Fast Biosequence Annotation via Reconfigurable Hardware

Period of Performance: 09/18/2007 - 08/31/2008


Phase 2 STTR

Recipient Firm

Becs Technology, Inc.
Saint Louis, MO 63132
Principal Investigator


DESCRIPTION (provided by applicant): Databases of biological sequences have proven valuable for understanding the organization of human and other genomes, for unraveling the etiology of genetic disorders, and for studying medically important pathogens. Unfortunately, these databases are growing at an exponential rate, posing a severe problem for bio-sequence annotation. Specialized hardware implementations of sequence comparison can dramatically accelerate BLAST and other algorithms used to annotate sequences. However, the utility of these hardware accelerators is limited by inflexible functionality, lack of a clear upgrade path to faster components, and limitations on the rate at which bio-sequence data can be streamed to the comparison logic. This proposal seeks to construct a novel hardware-based bio-sequence accelerator, the "smart disk" engine that addresses limitations of existing accelerators. The proposed engine combines the flexibility of reconfigurable FPGA logic, which can be reprogrammed at will and easily upgraded while running at hardware speeds, with an innovative architecture that ties the comparison logic closely to an array of hard disks, guaranteeing massive data bandwidth into the comparison hardware.
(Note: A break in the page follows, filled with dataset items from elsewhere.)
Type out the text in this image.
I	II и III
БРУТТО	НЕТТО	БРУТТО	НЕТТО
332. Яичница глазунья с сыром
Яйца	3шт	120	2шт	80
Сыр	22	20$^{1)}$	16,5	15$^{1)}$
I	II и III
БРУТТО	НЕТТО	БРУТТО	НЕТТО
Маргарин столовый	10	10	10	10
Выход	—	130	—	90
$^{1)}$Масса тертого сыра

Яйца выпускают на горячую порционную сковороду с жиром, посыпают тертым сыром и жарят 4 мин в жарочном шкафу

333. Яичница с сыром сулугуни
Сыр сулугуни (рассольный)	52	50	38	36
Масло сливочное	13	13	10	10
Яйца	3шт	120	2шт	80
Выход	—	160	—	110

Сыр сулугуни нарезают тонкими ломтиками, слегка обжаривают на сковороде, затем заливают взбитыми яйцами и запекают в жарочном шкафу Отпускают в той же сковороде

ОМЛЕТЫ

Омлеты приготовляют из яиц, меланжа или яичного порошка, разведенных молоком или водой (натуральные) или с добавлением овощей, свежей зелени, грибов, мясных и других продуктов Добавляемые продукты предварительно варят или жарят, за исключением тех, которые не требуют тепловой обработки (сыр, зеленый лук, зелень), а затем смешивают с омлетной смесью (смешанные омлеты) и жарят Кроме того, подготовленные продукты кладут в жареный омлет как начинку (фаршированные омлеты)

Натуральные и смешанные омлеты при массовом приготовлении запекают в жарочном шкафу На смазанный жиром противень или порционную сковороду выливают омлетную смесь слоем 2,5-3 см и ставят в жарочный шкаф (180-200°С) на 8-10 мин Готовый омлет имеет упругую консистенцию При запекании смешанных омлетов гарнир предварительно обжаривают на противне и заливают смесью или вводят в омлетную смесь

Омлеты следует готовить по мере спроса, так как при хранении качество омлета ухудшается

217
The smart disk engine is designed to accelerate all stages of BLAST-like similarity search algorithms, not just the final Smith- Waterman stage. Phase I of this fast-track STTR application proposes to build the initial prototype of the smart disk engine, to implement comparison logic mirroring the stages of the widely used BLAST pipeline, to construct a transparent software front end to the engine, and finally to evaluate the performance of the prototype on large-scale tasks in bio-sequence annotation. Key innovations in this phase will be the integration of FPGA logic with the mass storage system, modeling the performance of the new architecture, and development of software control that can rapidly reprogram the FPGAs to construct comparison pipelines optimized for different types of comparison (BLASTN, BLASTP, etc). At the end of this phase, the combined hardware and software of the smart disk prototype should implement at least BLASTN- and BLASTP-like computations, run at least 30x faster than 2003-era commodity general-purpose processors, and successfully hide the complexity of the engine's hardware from the biological end user.